Sangue, non più soltanto urina e conati, ma sangue e non soltanto schiamazzi, il sangue versato da un poliziotto locale, colpito alla testa da una bottigliata, ieri sera, in piazza della Badia, uno dei punti caldi dalla movida in cui, dopo la sequela di risse tra scalmanati e scazzottate tra esagitati, negli scorsi fine settimana, stavolta è avvenuto il ferimento di un agente della Municipale.
Basta o no?
Quanto è avvenuto, intorno alle 23, sarà chiarito in giornata.
Ma i dettagli sono pochi da aggiungere a queste immagini – una scena allarmante e non più solamente preoccupante – di uno dei nostri poliziotti locali sanguinante. Ferito, in una parte del corpo che può essere mortale, come se invece di svolgere servizio nel cuore di Arezzo, si fosse trovato in mezzo ad una guerriglia.
Eppure, la situazione in centro è questa!
E, se non ora quando, chi di dovere intende capire che c’è più di un’ avvisaglia che questa china, questa spirale sta andando fuori controllo?
Ogni fine settimana il bilancio volge al peggio della volta precedente, in tutta l’area cittadina chiamata impropriamente “salotto buono”, mentre dovremmo cominciare a dire che è una sentina.
Regnano sovrane follia alcolica e da sostanze, raptus di vandalismo collettivo e individuale; imperano maleducazione, inciviltà, mancanza di regole di comportamento sociale.
La spirale è questa ed è una china a discapito della maggioranza degli aretini – giovani e di altre età –che popolano civicamente il centro, durante la movida, che, da ieri sera, si è tinta anche del sangue di un lavoratore della Municipale, un agente, uno che lavora per la nostra sicurezza.
Basta o no?
Chi ha il dovere di dire basta, smetta di temporeggiare e di indugiare.
Alla luce del ferimento del poliziotto locale, non è possibile siano trascorsi 8 giorni dal caos della scorsa settimana, senza che il sindaco Ghinelli sia passato dall’enunciazione ai fatti concreti o, almeno, dall’avere preso un appuntamento con il Prefetto.
Che altro deve succedere?
Non è possibile che la vicesindaco stia a darci la misura del suo personale gradimento sul ricorrere alla Polizia Privata, come proposto il sindaco.
Lo vediamo tutti che la situazione sta raggiungendo il limite e ieri sera è mancato un soffio a superare ogni limite.
Ma sangue è stato versato, comunque.
Perciò, è ora di dire basta o no?
E, quindi, se Ghinelli confida nella Polizia Privata, che Polizia Privata sia.
Il sindaco deve darsi una mossa, però.



Quanti e quali costi ci sono e ci saranno da sostenere, costi materiali e morali, in quanto comunità prona agl’interessi lucrativi degli spacciatori di alcolici, oltretutto trasgredenti – evidentissimo – le leggi che ne vietano ai minori la vendita?! Oh!, ignavia dei tempi servili che ti credevamo per sempre sconfitta!
Ghinelli e la Tanti i moralizzatori di destra, cooro che avrebbero sistemato tutto e invece non ha sistemato un bel niente, anzi con loro è aumentata notevolmente la violenza . Esiste una alternativa intelligente per giovani proposta dal Ghinelli?

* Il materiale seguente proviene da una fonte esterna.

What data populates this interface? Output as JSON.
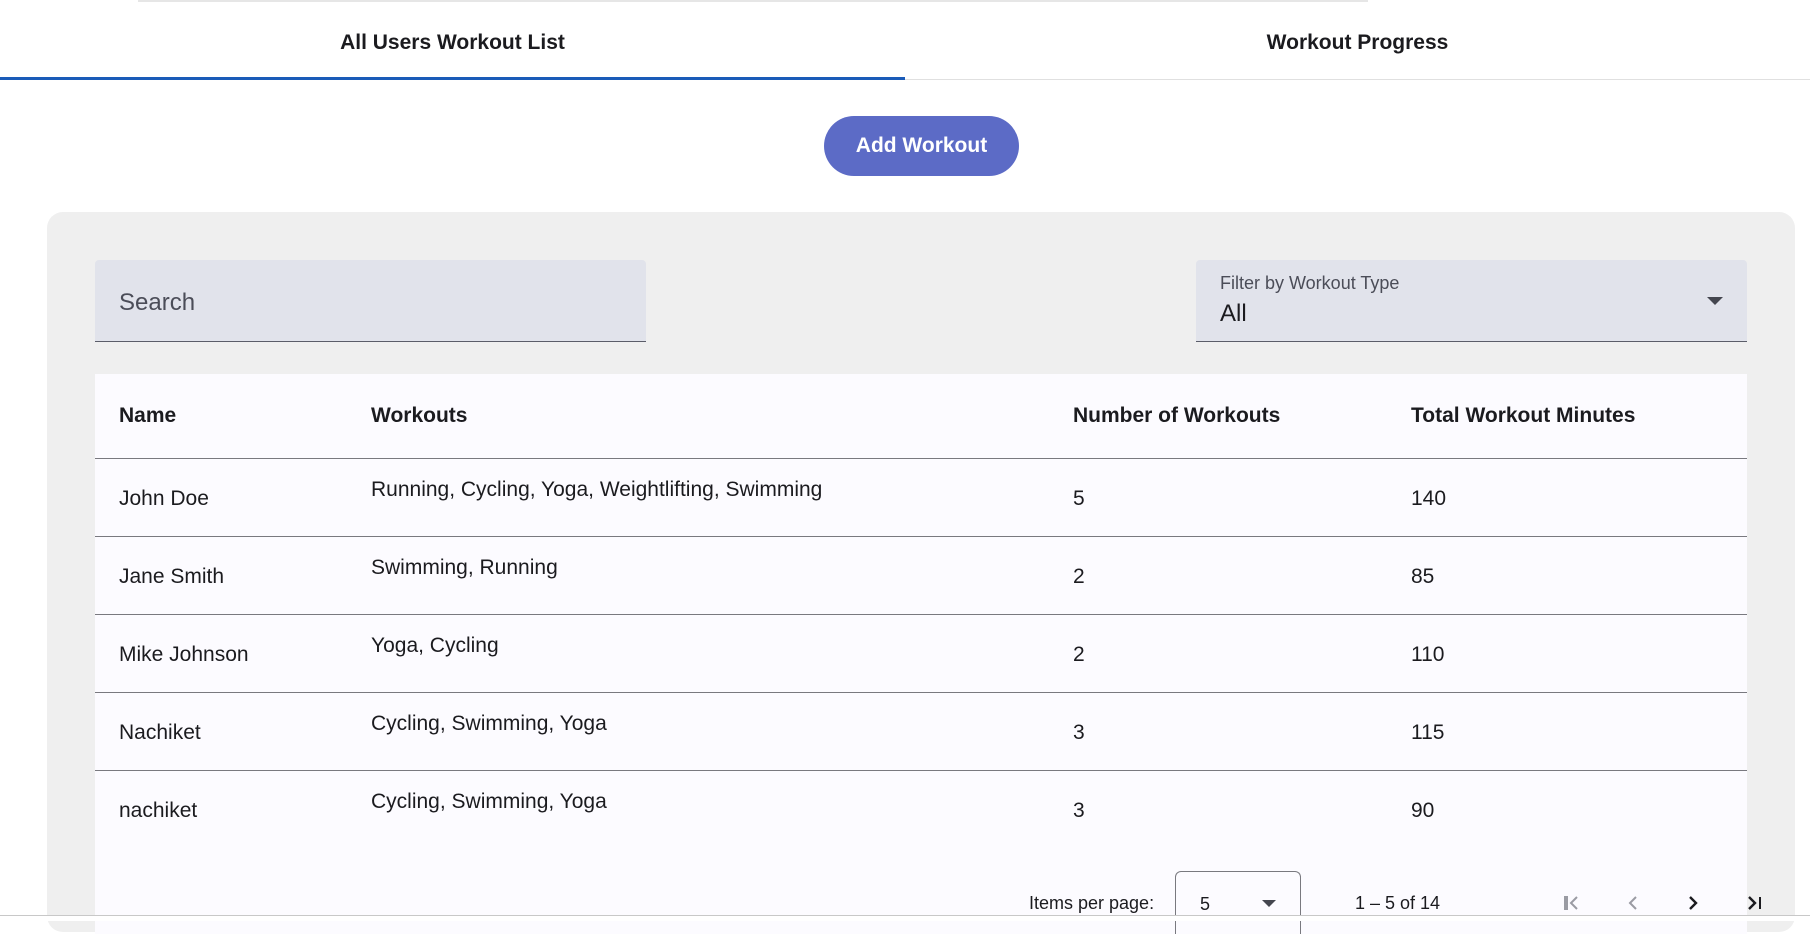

No, anzi bere, bere ,bere , mangiare, mangiare sempre e senza controllo per ristoratori e baristi spacciatori di alcool senza limitazioni . La destra è contenta se aumenta la confusione per poterla reprimere e non per gestirla. I privati? Le famose ronde ? Attenzione che poi l’incidente è dietro l’angolo e qualcuno potrebbe piangere. I giovani di ogni generazione vivono di eccessi ,ma la repressione violenta genererà solo violenza.